Fans of The Road and Walking Dead will eat up Edan Lepucki’s debut novel, which imagines a California ruined and rendered savage by an apocalyptic event. As the novel’s two main characters struggle to stay alive while taking care of a small child, questions of morality, mortality, and human nature move to the forefront.

On shelves: July 8

Space-time FaceTime

Fans of Fangirl and Eleanor & Park—and anyone interested in stories about how love and technology overlap—should plan on grabbing a copy of Rowell’s forthcoming novel, Landline. It’s the story of a Los Angeles-based TV writer, Georgie, who attempts to save her lackluster marriage using a magical phone that allows her to communicate with her husband in the past. Apple, Google: Did you guys hear that? Free idea for the taking!

On shelves: July 8

Ghost stories from a history-minded great

William T. Vollmann has written a sweeping, National Book Award-winning novel about Germany and the USSR in the early 20th century ( Europe Central) as well as a seven-volume, 3,300-page history of violence ( Rising Up and Rising Down). In his latest, however, we see him turning to a shorter form, with a collection of interlinked ghost stories. But who are we kidding? The thing’s 700 pages. And, with entries addressing sex, death, and history, Last Stories promises to be as richly detailed and stylistically magnificent as everything else he’s written.

On shelves: July 10

An edge-of-seat tour of mid-century America

James Lee Burke’s forthcoming novel is a peripatetic page-turner that sees its hero, 16-year-old Weldon Avery Holland, brushing elbows with Bonnie and Clyde, fighting in the Battle of the Bulge, and navigating the malicious oil industry in Texas. Through the eyes of Weldon, Burke takes a wide-lens look at a particular chapter in American history, while inflecting his story with the grit and excitement his readers have come to love.

On shelves: July 15

A final act in Fillory

The third and final installment of Lev Grossman’s bestselling trilogy sees hero Quentin Coldwater ejected from the magic kingdom of Fillory and returning to the Brakebills Preparatory College of Magic, where his story first began. But when word of danger in Fillory reaches him, Quentin is forced to set off on a journey that’ll take him through old haunts and old friends before culminating in an epic, and potentially fatal, fight to save what he values most.

On shelves: August 5

Where did it all go wrong?

Cancel your plans and stock up on Advil: Haruki Murakami has a new book coming out.

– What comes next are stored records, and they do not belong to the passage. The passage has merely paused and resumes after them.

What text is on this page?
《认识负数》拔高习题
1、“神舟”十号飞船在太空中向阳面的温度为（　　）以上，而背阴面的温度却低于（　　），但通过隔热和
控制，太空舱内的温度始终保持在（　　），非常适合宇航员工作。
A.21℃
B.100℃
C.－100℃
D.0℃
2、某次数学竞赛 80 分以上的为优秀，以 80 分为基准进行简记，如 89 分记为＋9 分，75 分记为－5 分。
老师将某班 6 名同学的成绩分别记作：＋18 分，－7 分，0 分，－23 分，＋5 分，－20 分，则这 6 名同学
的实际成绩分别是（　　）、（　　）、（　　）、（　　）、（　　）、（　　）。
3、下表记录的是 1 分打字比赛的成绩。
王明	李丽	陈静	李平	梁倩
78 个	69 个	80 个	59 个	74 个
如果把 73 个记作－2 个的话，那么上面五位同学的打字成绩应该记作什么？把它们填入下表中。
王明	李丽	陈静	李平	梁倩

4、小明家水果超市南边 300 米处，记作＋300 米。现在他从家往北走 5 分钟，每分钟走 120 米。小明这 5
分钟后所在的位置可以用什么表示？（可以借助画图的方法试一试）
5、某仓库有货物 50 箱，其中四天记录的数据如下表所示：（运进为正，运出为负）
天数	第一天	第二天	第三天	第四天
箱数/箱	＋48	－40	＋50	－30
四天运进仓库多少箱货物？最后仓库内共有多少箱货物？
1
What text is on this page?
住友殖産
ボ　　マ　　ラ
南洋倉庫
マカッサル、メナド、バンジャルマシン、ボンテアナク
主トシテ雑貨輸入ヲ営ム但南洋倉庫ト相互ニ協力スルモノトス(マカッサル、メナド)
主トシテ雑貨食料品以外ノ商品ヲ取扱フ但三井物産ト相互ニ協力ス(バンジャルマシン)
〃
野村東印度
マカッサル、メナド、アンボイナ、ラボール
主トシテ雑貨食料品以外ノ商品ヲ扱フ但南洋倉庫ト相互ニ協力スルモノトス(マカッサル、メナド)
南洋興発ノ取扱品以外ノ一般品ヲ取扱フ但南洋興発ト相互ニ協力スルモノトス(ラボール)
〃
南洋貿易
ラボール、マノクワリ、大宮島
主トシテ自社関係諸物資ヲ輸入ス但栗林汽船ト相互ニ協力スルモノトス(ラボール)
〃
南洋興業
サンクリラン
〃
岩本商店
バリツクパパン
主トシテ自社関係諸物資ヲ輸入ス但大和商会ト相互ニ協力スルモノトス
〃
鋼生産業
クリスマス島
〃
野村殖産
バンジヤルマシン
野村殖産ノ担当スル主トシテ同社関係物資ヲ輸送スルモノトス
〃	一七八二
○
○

As with the Japanese writer’s other surrealist creations— The Wind-Up Bird Chronicle, Kafka on the Shore, and 1Q84 among them—this one promises to charm and perplex in equal measure. It’s the story of Tsukuru Tazaki, a 36-year-old train station designer, who goes in search of his former high school pals and attempts to reconstruct their friend group. Given Murakami’s reputation for weirdness and the novel’s roaring popularity in Japan—it sold one million copies in its first week—we’re not convinced the story is as simple as it sounds.

On shelves: August 12

It’s not you, it’s my Weltschmerz

Slightly afield of Coelho’s usual G-rated territory, Adultery centers on a malaise-racked middle-aged woman who attempts to reinfuse her life with passion by having an affair with a childhood friend. Adult-onset weariness, and the various attempts we make to escape it, are common themes for the popular Brazilian author. We trust that, in his hands, even a story of cheating can attain the simplicity and clarity of a fable.